Article publié dans le n°1212 (01 avril 2019) de Quinzaines

Dans la rencontre clinique, les instants de grâce, de poésie, d’humour, sont autant de petites lumières et de respirations dans une pratique du soin psychique souvent malmenée. Nous ...

Dans la rencontre clinique, les instants de grâce, de poésie, d’humour, sont autant de petites lumières et de respirations dans une pratique du soin psychique souvent malmenée. Nous avons proposé à des cliniciens de partager le vivant de ces instants, leurs lucioles.

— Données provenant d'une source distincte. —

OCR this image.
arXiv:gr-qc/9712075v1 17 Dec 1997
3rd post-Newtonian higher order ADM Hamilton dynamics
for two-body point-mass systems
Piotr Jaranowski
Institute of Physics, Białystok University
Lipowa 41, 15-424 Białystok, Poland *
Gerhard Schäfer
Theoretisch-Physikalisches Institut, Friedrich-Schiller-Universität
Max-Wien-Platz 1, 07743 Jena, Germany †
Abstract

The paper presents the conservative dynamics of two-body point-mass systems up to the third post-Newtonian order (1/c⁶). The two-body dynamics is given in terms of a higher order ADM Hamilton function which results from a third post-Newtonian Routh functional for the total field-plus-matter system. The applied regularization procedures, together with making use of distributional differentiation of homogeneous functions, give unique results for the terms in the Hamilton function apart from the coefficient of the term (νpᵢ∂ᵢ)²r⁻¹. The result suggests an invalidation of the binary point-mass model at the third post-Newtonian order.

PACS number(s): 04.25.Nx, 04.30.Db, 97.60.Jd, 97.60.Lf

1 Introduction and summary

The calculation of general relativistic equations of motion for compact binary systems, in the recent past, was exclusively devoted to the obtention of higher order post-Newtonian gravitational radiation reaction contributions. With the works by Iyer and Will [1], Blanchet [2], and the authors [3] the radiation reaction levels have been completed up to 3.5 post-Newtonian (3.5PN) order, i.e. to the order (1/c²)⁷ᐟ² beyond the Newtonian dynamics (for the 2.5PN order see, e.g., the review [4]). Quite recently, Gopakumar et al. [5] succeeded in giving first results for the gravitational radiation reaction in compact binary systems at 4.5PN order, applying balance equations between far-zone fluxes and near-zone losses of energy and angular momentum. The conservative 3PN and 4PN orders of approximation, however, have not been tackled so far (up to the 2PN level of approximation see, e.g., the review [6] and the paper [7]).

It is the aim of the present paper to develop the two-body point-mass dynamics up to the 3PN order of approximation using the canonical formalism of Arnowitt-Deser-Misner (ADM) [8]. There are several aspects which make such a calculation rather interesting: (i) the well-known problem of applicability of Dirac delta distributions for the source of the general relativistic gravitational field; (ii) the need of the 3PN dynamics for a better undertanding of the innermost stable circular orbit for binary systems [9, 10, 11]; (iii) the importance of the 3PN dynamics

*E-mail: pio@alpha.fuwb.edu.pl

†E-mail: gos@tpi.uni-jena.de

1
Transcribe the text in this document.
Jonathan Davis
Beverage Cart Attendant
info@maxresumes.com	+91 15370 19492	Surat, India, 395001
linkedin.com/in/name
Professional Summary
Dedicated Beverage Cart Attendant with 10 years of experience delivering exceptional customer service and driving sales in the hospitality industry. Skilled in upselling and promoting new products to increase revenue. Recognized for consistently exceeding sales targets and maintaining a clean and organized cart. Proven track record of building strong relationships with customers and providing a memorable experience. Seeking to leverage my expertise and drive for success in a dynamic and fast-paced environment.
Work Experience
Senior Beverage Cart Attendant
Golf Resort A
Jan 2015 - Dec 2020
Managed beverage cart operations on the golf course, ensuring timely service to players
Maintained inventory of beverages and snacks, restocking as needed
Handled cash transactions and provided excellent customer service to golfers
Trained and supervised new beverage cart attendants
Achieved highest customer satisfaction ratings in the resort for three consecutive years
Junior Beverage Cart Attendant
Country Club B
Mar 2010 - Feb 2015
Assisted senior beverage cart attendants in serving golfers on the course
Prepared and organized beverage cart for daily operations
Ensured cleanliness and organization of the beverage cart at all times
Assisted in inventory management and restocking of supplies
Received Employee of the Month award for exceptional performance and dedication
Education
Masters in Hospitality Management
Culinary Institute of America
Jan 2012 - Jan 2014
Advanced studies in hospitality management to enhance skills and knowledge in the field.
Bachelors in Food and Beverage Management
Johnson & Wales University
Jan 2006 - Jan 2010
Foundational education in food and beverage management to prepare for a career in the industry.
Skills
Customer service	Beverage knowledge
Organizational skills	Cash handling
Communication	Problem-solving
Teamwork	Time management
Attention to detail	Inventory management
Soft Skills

C’est celui qui le dit qui y est 

Préadolescent menu, le corps sec et tendu, Louis est en guerre contre ses propres monstres, bien décidé à ne pas faiblir ni se laisser attendrir. Il lui donne du fil à retordre, à la psy, tant il se méfie et l’accuse, elle, de ce qui le ronge, lui. Un garçon rageur, auquel elle s’attache, la dame. Celle qui « prend les secrets des enfants pour devenir plus belle », dit-il fâché.

Il y a entre eux deux comme un deal : la colère contre les peurs. Un jour, furieux, il décide de ne plus rien lui confier : « Depuis quand vous avez cette névrose d’inventer des problèmes aux enfants ? Vous parlez de vos problèmes et vous dites que c’est les miens. Pour vous sentir pas effrayée vous remettez toutes vos peurs sur moi », explique-t-il, parodiant excellemment Freud dans sa définition de la projection.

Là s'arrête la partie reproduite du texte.